COVID-19 has us all thinking about the same thing: Death

We are thinking of death in one form or another: death in numbers, death in its potential, and death as a threat. Death has crept into the back of our minds and taken up residence.

For many of us, even those who are accustomed to talking about death or consider themselves “death positive,” the topic of death might suddenly feel taboo, too real, too grim.

However, I’ve seen over and over again that lasting peace of mind comes from talking about death, voicing one’s concerns, and making plans for end of life – whether it’s yours or your loved one’s.

You may say to yourself, “When my friends and family are already scared and anxious, should I really be bringing up burials and funerals? Aren’t I going to scare them?”

You might, but it doesn’t have to be that way. I have actually found that with the backdrop of the pandemic I have been able to have more conversations with patients and family about death prior to this crisis.

So to help you navigate talking death in the time of COVID-19, here are a few questions you can begin to ask:

  • “Things are bizarre right now. I’ve personally been feeling a little anxious about death and mortality lately. How are you hanging in there?
  • “I’m always here for you if you want to talk about any fears you have about death, illness, mortality, whatever – reach out whenever you want.”
  • “With all the information that’s being posted about COVID-19 and death lately, it’s hard to process it all, and it can be kind of scary. I know this isn’t the most FUN topic, but what are your thoughts if you contracted COVID-19 and needed to be placed on life support?”
  • “I know what’s happening in the world is probably bringing up some thoughts about death that are not easy to think about. Do you want to talk about it?”

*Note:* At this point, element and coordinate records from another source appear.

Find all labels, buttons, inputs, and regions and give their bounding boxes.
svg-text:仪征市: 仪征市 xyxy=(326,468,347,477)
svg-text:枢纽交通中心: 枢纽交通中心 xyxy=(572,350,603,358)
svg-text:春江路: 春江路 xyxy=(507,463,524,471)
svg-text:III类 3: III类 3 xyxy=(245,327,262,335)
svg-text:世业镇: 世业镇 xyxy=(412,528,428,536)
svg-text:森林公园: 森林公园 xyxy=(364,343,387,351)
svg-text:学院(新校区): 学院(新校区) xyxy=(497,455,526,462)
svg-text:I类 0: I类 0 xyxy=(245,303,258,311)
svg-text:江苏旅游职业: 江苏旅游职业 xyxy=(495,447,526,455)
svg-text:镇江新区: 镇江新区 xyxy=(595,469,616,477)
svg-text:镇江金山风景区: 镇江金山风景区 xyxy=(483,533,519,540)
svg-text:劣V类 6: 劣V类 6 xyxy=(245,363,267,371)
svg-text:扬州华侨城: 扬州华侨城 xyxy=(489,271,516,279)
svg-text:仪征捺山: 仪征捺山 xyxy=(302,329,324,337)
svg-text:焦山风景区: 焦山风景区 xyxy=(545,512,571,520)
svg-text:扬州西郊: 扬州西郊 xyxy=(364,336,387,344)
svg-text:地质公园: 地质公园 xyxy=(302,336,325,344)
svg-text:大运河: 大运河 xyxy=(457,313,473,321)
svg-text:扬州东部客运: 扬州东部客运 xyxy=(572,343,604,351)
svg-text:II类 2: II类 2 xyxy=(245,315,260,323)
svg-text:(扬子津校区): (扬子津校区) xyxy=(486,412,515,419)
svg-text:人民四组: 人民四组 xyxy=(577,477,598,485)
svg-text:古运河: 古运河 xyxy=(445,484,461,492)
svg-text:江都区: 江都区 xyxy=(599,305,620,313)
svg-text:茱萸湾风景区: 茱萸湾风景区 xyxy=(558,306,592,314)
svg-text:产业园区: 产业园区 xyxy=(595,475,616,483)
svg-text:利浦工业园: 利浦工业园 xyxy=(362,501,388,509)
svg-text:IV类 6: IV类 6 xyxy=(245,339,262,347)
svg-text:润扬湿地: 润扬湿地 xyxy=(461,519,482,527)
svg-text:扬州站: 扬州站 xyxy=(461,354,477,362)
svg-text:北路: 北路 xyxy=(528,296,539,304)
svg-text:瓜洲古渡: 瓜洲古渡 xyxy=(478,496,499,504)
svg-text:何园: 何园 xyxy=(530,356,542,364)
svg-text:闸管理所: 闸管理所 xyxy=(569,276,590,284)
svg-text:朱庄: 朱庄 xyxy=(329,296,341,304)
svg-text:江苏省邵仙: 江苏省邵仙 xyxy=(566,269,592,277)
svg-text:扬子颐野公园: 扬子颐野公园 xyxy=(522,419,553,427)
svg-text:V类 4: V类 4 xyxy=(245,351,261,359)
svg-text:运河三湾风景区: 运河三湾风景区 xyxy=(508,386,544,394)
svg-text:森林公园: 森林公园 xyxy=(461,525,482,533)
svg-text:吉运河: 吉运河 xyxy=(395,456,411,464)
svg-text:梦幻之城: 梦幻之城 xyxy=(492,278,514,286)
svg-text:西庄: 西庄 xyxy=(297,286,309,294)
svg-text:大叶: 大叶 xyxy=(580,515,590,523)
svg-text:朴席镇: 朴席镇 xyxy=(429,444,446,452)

And perhaps the most important thing you can say to your loved ones when talking about death is:

“When you’re ready to stop talking about this today, just let me know and we’ll change the subject or do something else.”

Death – if you’ve never really talked about it before – is a lot to process. Don’t short circuit someone’s brain the first time around!

It’s all about empowering your loved ones to feel like they have some control over the death conversation in a world that feels very much out of control. Empower them to ask questions but also to set boundaries.

If your loved ones have a positive experience talking about death with you, one that is honest and affirming, they may very likely want to continue the conversation later.